Kapitel 4 ruft die atemberaubende Entwicklung der technischen Möglichkeiten in Erinnerung, etwa im Bereich der Informationsübertragung und -verarbeitung, aber auch der Medizin. Die vielen historischen Einzelfakten und Namen fügen sich mit etwas Abstand zu einem imposanten Bild der menschlichen Leistungsfähigkeit – ein vom Autor sicherlich beabsichtigter Effekt. Gleiches gilt für die Vielfalt der Kunst, der das nachfolgende Kapitel 5 gewidmet ist.

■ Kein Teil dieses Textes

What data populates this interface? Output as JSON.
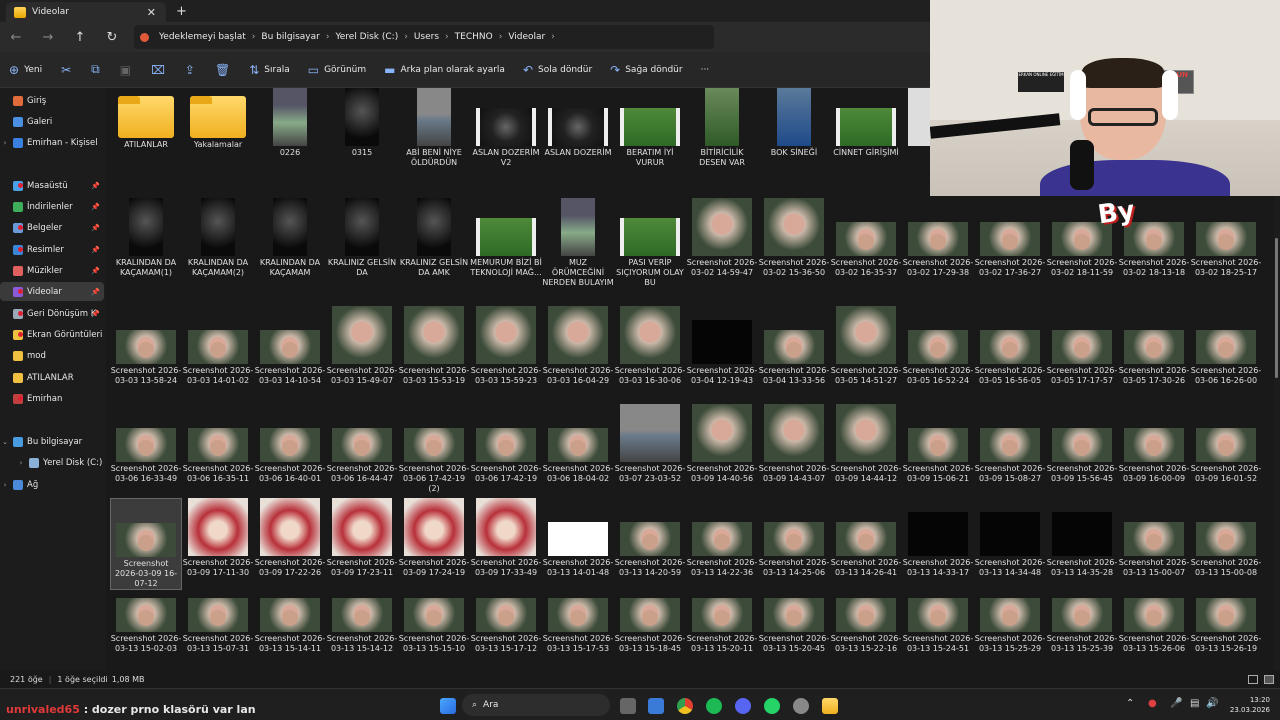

Zwar wird die evolutionäre Erklärung menschlichen Kunstschaffens durch sexuelle Selektion, erweiterte Phänotypen, teure Signale und soziale Kommunikation nicht jeden Kulturtheoretiker ansprechen, aber solch ein naturalistischer Perspektivwechsel vermag ästhetischen Diskursen dennoch neuen Schwung zu geben. Ein 20-seitiger musikgeschichtlicher Überblick zeichnet beispielhaft die Fülle künstlerischer Leistungen nach. Dass bei über 50 namentlich genannten klassischen Komponisten kein Platz für Mendelssohn[1] war, darf als punktuelles Ärgernis gewertet werden.

Kapitel 6 ist der Ethik gewidmet und erläutert eindrucksvoll die menschliche Fähigkeit zur Empathie. Als zentrales ethisches Problem wird die gegenseitige Ausgrenzung durch jeweils festgefügte Gruppen identifiziert. Folglich stellt die Erweiterung des “Kreises der Empathie” einen emanzipatorischen Fortschritt und eine vorrangige Kulturaufgabe dar, die ausführlich geschildert wird.

Kapitel 7 fasst zehn wichtige Menschheitsprobleme zusammen, skizziert jedoch auch “Wege aus der Krise”: 1. Wirtschafts- und finanzpolitische Reformen, die u.a. im ursprünglich(!) neoliberalen Sinne den Ordnungsrahmen für das Marktgeschehen einfordern (S. 288f.), 2. intelligentere Technologien, insbesondere zur Umsetzung des “Cradle to cradle”-Prinzips (S. 290ff.), sowie 3. eine transkulturelle, humanistische Perspektive, die eine kooperative “Globalökonomie” (S. 297) und die universelle Geltung der Menschenrechte ermöglicht.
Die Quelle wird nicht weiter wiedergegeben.